Angeli, C. (2008): Sonographic examination of the abdominal organs in rabbits (Doctoral dissertation, lmu).

Ewringmann, A. (2016): Leading symptoms in rabbits: diagnostic guide and therapy, Georg Thieme Publishing House.

Fox, S., Eberhardt, F., Niesterok, C., & Pine, I. (2013): Ultrasound in rabbits and guinea pigs-The most common pathological findings of the urinary tract. small animal concrete, 16(02), 8-14.

Glockner, B. (2015): Kidney disease in rabbits-causes and treatment options. small animal specific, 18(S 02), 3-10.

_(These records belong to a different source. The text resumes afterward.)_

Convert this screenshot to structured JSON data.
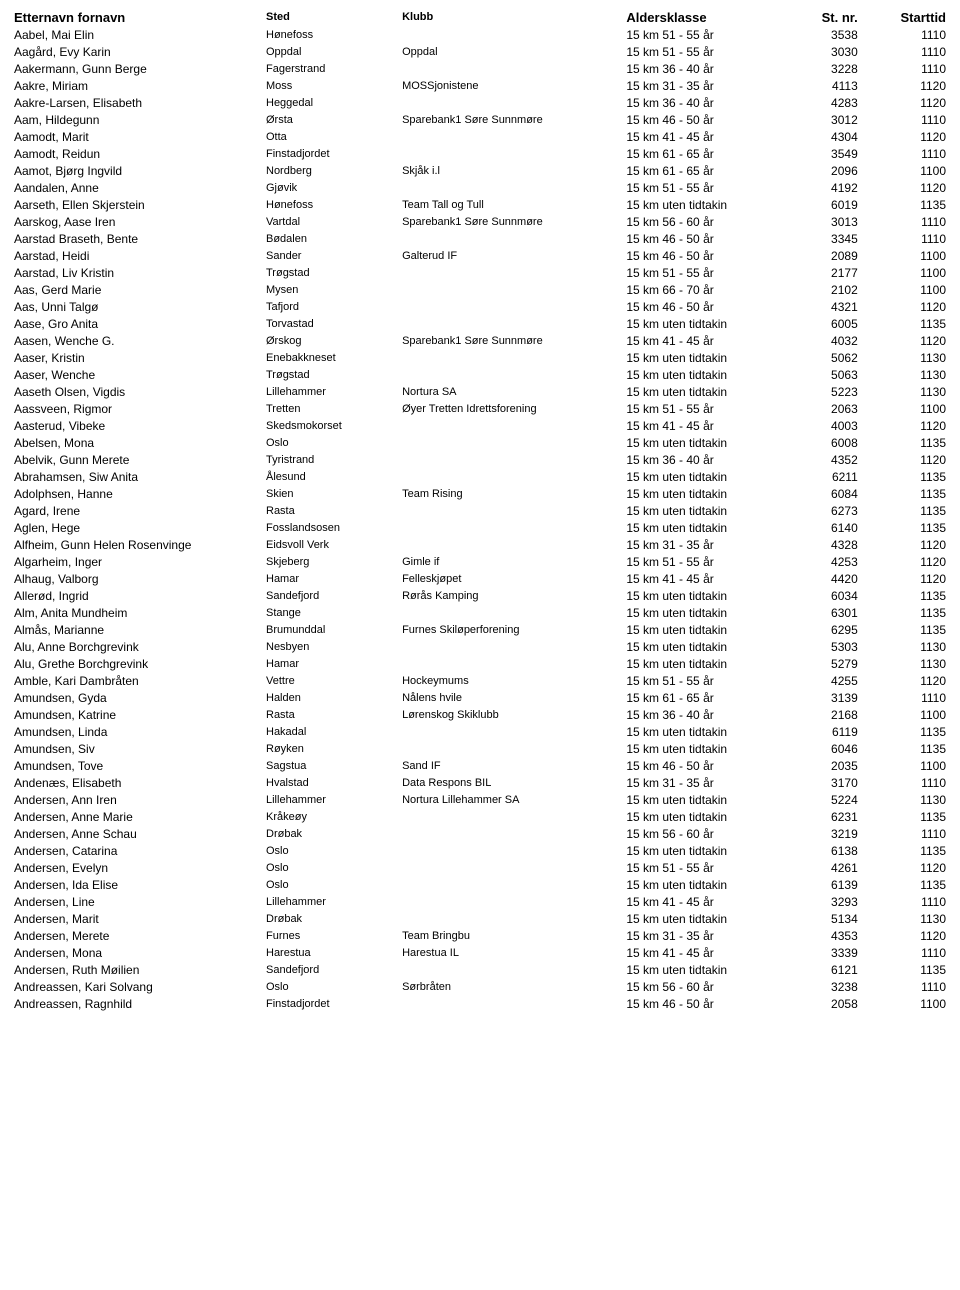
{
  "table": {
    "headers": {
      "name": "Etternavn fornavn",
      "sted": "Sted",
      "klubb": "Klubb",
      "alder": "Aldersklasse",
      "stnr": "St. nr.",
      "start": "Starttid"
    },
    "rows": [
      {
        "name": "Aabel, Mai Elin",
        "sted": "Hønefoss",
        "klubb": "",
        "alder": "15 km 51 - 55 år",
        "stnr": "3538",
        "start": "1110"
      },
      {
        "name": "Aagård, Evy Karin",
        "sted": "Oppdal",
        "klubb": "Oppdal",
        "alder": "15 km 51 - 55 år",
        "stnr": "3030",
        "start": "1110"
      },
      {
        "name": "Aakermann, Gunn Berge",
        "sted": "Fagerstrand",
        "klubb": "",
        "alder": "15 km 36 - 40 år",
        "stnr": "3228",
        "start": "1110"
      },
      {
        "name": "Aakre, Miriam",
        "sted": "Moss",
        "klubb": "MOSSjonistene",
        "alder": "15 km 31 - 35 år",
        "stnr": "4113",
        "start": "1120"
      },
      {
        "name": "Aakre-Larsen, Elisabeth",
        "sted": "Heggedal",
        "klubb": "",
        "alder": "15 km 36 - 40 år",
        "stnr": "4283",
        "start": "1120"
      },
      {
        "name": "Aam, Hildegunn",
        "sted": "Ørsta",
        "klubb": "Sparebank1 Søre Sunnmøre",
        "alder": "15 km 46 - 50 år",
        "stnr": "3012",
        "start": "1110"
      },
      {
        "name": "Aamodt, Marit",
        "sted": "Otta",
        "klubb": "",
        "alder": "15 km 41 - 45 år",
        "stnr": "4304",
        "start": "1120"
      },
      {
        "name": "Aamodt, Reidun",
        "sted": "Finstadjordet",
        "klubb": "",
        "alder": "15 km 61 - 65 år",
        "stnr": "3549",
        "start": "1110"
      },
      {
        "name": "Aamot, Bjørg Ingvild",
        "sted": "Nordberg",
        "klubb": "Skjåk i.l",
        "alder": "15 km 61 - 65 år",
        "stnr": "2096",
        "start": "1100"
      },
      {
        "name": "Aandalen, Anne",
        "sted": "Gjøvik",
        "klubb": "",
        "alder": "15 km 51 - 55 år",
        "stnr": "4192",
        "start": "1120"
      },
      {
        "name": "Aarseth, Ellen Skjerstein",
        "sted": "Hønefoss",
        "klubb": "Team Tall og Tull",
        "alder": "15 km uten tidtakin",
        "stnr": "6019",
        "start": "1135"
      },
      {
        "name": "Aarskog, Aase Iren",
        "sted": "Vartdal",
        "klubb": "Sparebank1 Søre Sunnmøre",
        "alder": "15 km 56 - 60 år",
        "stnr": "3013",
        "start": "1110"
      },
      {
        "name": "Aarstad Braseth, Bente",
        "sted": "Bødalen",
        "klubb": "",
        "alder": "15 km 46 - 50 år",
        "stnr": "3345",
        "start": "1110"
      },
      {
        "name": "Aarstad, Heidi",
        "sted": "Sander",
        "klubb": "Galterud IF",
        "alder": "15 km 46 - 50 år",
        "stnr": "2089",
        "start": "1100"
      },
      {
        "name": "Aarstad, Liv Kristin",
        "sted": "Trøgstad",
        "klubb": "",
        "alder": "15 km 51 - 55 år",
        "stnr": "2177",
        "start": "1100"
      },
      {
        "name": "Aas, Gerd Marie",
        "sted": "Mysen",
        "klubb": "",
        "alder": "15 km 66 - 70 år",
        "stnr": "2102",
        "start": "1100"
      },
      {
        "name": "Aas, Unni Talgø",
        "sted": "Tafjord",
        "klubb": "",
        "alder": "15 km 46 - 50 år",
        "stnr": "4321",
        "start": "1120"
      },
      {
        "name": "Aase, Gro Anita",
        "sted": "Torvastad",
        "klubb": "",
        "alder": "15 km uten tidtakin",
        "stnr": "6005",
        "start": "1135"
      },
      {
        "name": "Aasen, Wenche G.",
        "sted": "Ørskog",
        "klubb": "Sparebank1 Søre Sunnmøre",
        "alder": "15 km 41 - 45 år",
        "stnr": "4032",
        "start": "1120"
      },
      {
        "name": "Aaser, Kristin",
        "sted": "Enebakkneset",
        "klubb": "",
        "alder": "15 km uten tidtakin",
        "stnr": "5062",
        "start": "1130"
      },
      {
        "name": "Aaser, Wenche",
        "sted": "Trøgstad",
        "klubb": "",
        "alder": "15 km uten tidtakin",
        "stnr": "5063",
        "start": "1130"
      },
      {
        "name": "Aaseth Olsen, Vigdis",
        "sted": "Lillehammer",
        "klubb": "Nortura SA",
        "alder": "15 km uten tidtakin",
        "stnr": "5223",
        "start": "1130"
      },
      {
        "name": "Aassveen, Rigmor",
        "sted": "Tretten",
        "klubb": "Øyer Tretten Idrettsforening",
        "alder": "15 km 51 - 55 år",
        "stnr": "2063",
        "start": "1100"
      },
      {
        "name": "Aasterud, Vibeke",
        "sted": "Skedsmokorset",
        "klubb": "",
        "alder": "15 km 41 - 45 år",
        "stnr": "4003",
        "start": "1120"
      },
      {
        "name": "Abelsen, Mona",
        "sted": "Oslo",
        "klubb": "",
        "alder": "15 km uten tidtakin",
        "stnr": "6008",
        "start": "1135"
      },
      {
        "name": "Abelvik, Gunn Merete",
        "sted": "Tyristrand",
        "klubb": "",
        "alder": "15 km 36 - 40 år",
        "stnr": "4352",
        "start": "1120"
      },
      {
        "name": "Abrahamsen, Siw Anita",
        "sted": "Ålesund",
        "klubb": "",
        "alder": "15 km uten tidtakin",
        "stnr": "6211",
        "start": "1135"
      },
      {
        "name": "Adolphsen, Hanne",
        "sted": "Skien",
        "klubb": "Team Rising",
        "alder": "15 km uten tidtakin",
        "stnr": "6084",
        "start": "1135"
      },
      {
        "name": "Agard, Irene",
        "sted": "Rasta",
        "klubb": "",
        "alder": "15 km uten tidtakin",
        "stnr": "6273",
        "start": "1135"
      },
      {
        "name": "Aglen, Hege",
        "sted": "Fosslandsosen",
        "klubb": "",
        "alder": "15 km uten tidtakin",
        "stnr": "6140",
        "start": "1135"
      },
      {
        "name": "Alfheim, Gunn Helen Rosenvinge",
        "sted": "Eidsvoll Verk",
        "klubb": "",
        "alder": "15 km 31 - 35 år",
        "stnr": "4328",
        "start": "1120"
      },
      {
        "name": "Algarheim, Inger",
        "sted": "Skjeberg",
        "klubb": "Gimle if",
        "alder": "15 km 51 - 55 år",
        "stnr": "4253",
        "start": "1120"
      },
      {
        "name": "Alhaug, Valborg",
        "sted": "Hamar",
        "klubb": "Felleskjøpet",
        "alder": "15 km 41 - 45 år",
        "stnr": "4420",
        "start": "1120"
      },
      {
        "name": "Allerød, Ingrid",
        "sted": "Sandefjord",
        "klubb": "Rørås Kamping",
        "alder": "15 km uten tidtakin",
        "stnr": "6034",
        "start": "1135"
      },
      {
        "name": "Alm, Anita Mundheim",
        "sted": "Stange",
        "klubb": "",
        "alder": "15 km uten tidtakin",
        "stnr": "6301",
        "start": "1135"
      },
      {
        "name": "Almås, Marianne",
        "sted": "Brumunddal",
        "klubb": "Furnes Skiløperforening",
        "alder": "15 km uten tidtakin",
        "stnr": "6295",
        "start": "1135"
      },
      {
        "name": "Alu, Anne Borchgrevink",
        "sted": "Nesbyen",
        "klubb": "",
        "alder": "15 km uten tidtakin",
        "stnr": "5303",
        "start": "1130"
      },
      {
        "name": "Alu, Grethe Borchgrevink",
        "sted": "Hamar",
        "klubb": "",
        "alder": "15 km uten tidtakin",
        "stnr": "5279",
        "start": "1130"
      },
      {
        "name": "Amble, Kari Dambråten",
        "sted": "Vettre",
        "klubb": "Hockeymums",
        "alder": "15 km 51 - 55 år",
        "stnr": "4255",
        "start": "1120"
      },
      {
        "name": "Amundsen, Gyda",
        "sted": "Halden",
        "klubb": "Nålens hvile",
        "alder": "15 km 61 - 65 år",
        "stnr": "3139",
        "start": "1110"
      },
      {
        "name": "Amundsen, Katrine",
        "sted": "Rasta",
        "klubb": "Lørenskog Skiklubb",
        "alder": "15 km 36 - 40 år",
        "stnr": "2168",
        "start": "1100"
      },
      {
        "name": "Amundsen, Linda",
        "sted": "Hakadal",
        "klubb": "",
        "alder": "15 km uten tidtakin",
        "stnr": "6119",
        "start": "1135"
      },
      {
        "name": "Amundsen, Siv",
        "sted": "Røyken",
        "klubb": "",
        "alder": "15 km uten tidtakin",
        "stnr": "6046",
        "start": "1135"
      },
      {
        "name": "Amundsen, Tove",
        "sted": "Sagstua",
        "klubb": "Sand IF",
        "alder": "15 km 46 - 50 år",
        "stnr": "2035",
        "start": "1100"
      },
      {
        "name": "Andenæs, Elisabeth",
        "sted": "Hvalstad",
        "klubb": "Data Respons BIL",
        "alder": "15 km 31 - 35 år",
        "stnr": "3170",
        "start": "1110"
      },
      {
        "name": "Andersen, Ann Iren",
        "sted": "Lillehammer",
        "klubb": "Nortura Lillehammer SA",
        "alder": "15 km uten tidtakin",
        "stnr": "5224",
        "start": "1130"
      },
      {
        "name": "Andersen, Anne Marie",
        "sted": "Kråkeøy",
        "klubb": "",
        "alder": "15 km uten tidtakin",
        "stnr": "6231",
        "start": "1135"
      },
      {
        "name": "Andersen, Anne Schau",
        "sted": "Drøbak",
        "klubb": "",
        "alder": "15 km 56 - 60 år",
        "stnr": "3219",
        "start": "1110"
      },
      {
        "name": "Andersen, Catarina",
        "sted": "Oslo",
        "klubb": "",
        "alder": "15 km uten tidtakin",
        "stnr": "6138",
        "start": "1135"
      },
      {
        "name": "Andersen, Evelyn",
        "sted": "Oslo",
        "klubb": "",
        "alder": "15 km 51 - 55 år",
        "stnr": "4261",
        "start": "1120"
      },
      {
        "name": "Andersen, Ida Elise",
        "sted": "Oslo",
        "klubb": "",
        "alder": "15 km uten tidtakin",
        "stnr": "6139",
        "start": "1135"
      },
      {
        "name": "Andersen, Line",
        "sted": "Lillehammer",
        "klubb": "",
        "alder": "15 km 41 - 45 år",
        "stnr": "3293",
        "start": "1110"
      },
      {
        "name": "Andersen, Marit",
        "sted": "Drøbak",
        "klubb": "",
        "alder": "15 km uten tidtakin",
        "stnr": "5134",
        "start": "1130"
      },
      {
        "name": "Andersen, Merete",
        "sted": "Furnes",
        "klubb": "Team Bringbu",
        "alder": "15 km 31 - 35 år",
        "stnr": "4353",
        "start": "1120"
      },
      {
        "name": "Andersen, Mona",
        "sted": "Harestua",
        "klubb": "Harestua IL",
        "alder": "15 km 41 - 45 år",
        "stnr": "3339",
        "start": "1110"
      },
      {
        "name": "Andersen, Ruth Møilien",
        "sted": "Sandefjord",
        "klubb": "",
        "alder": "15 km uten tidtakin",
        "stnr": "6121",
        "start": "1135"
      },
      {
        "name": "Andreassen, Kari Solvang",
        "sted": "Oslo",
        "klubb": "Sørbråten",
        "alder": "15 km 56 - 60 år",
        "stnr": "3238",
        "start": "1110"
      },
      {
        "name": "Andreassen, Ragnhild",
        "sted": "Finstadjordet",
        "klubb": "",
        "alder": "15 km 46 - 50 år",
        "stnr": "2058",
        "start": "1100"
      }
    ]
  }
}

Hein (2015): Urine testing in small mammals – so simple and yet so meaningful. kleintier konkret 2015; 18(S 01): 30-35

Langenecker, M., Clauss, M., Hassig, M., & Hatt, J. M. (2009): Comparative study of disease distribution in rabbits, guinea pigs, rats and ferrets. Veterinary practice. Ie G, Large Animals/Pets, 37(5), 326.

Nastarowitz-Bien, C. (2008): Sonographic examination of the abdomen in rabbits (Doctoral dissertation, Free University of Berlin).

Rappold, S. (2001): Comparative studies on urolithiasis in rabbits and guinea pigs. Clinic for small pets. University of Veterinary Medicine Hannover, Hannover, 1-141.

White, M. C. (2008): Urinalysis in rabbits. Veterinary nurse concrete, 4(01), 8-9.

Zinc, J. (2004): Holistic treatment of rabbits and guinea pigs: Anatomy, pathology, practical experience; 14 tables. Georg Thieme Publishers.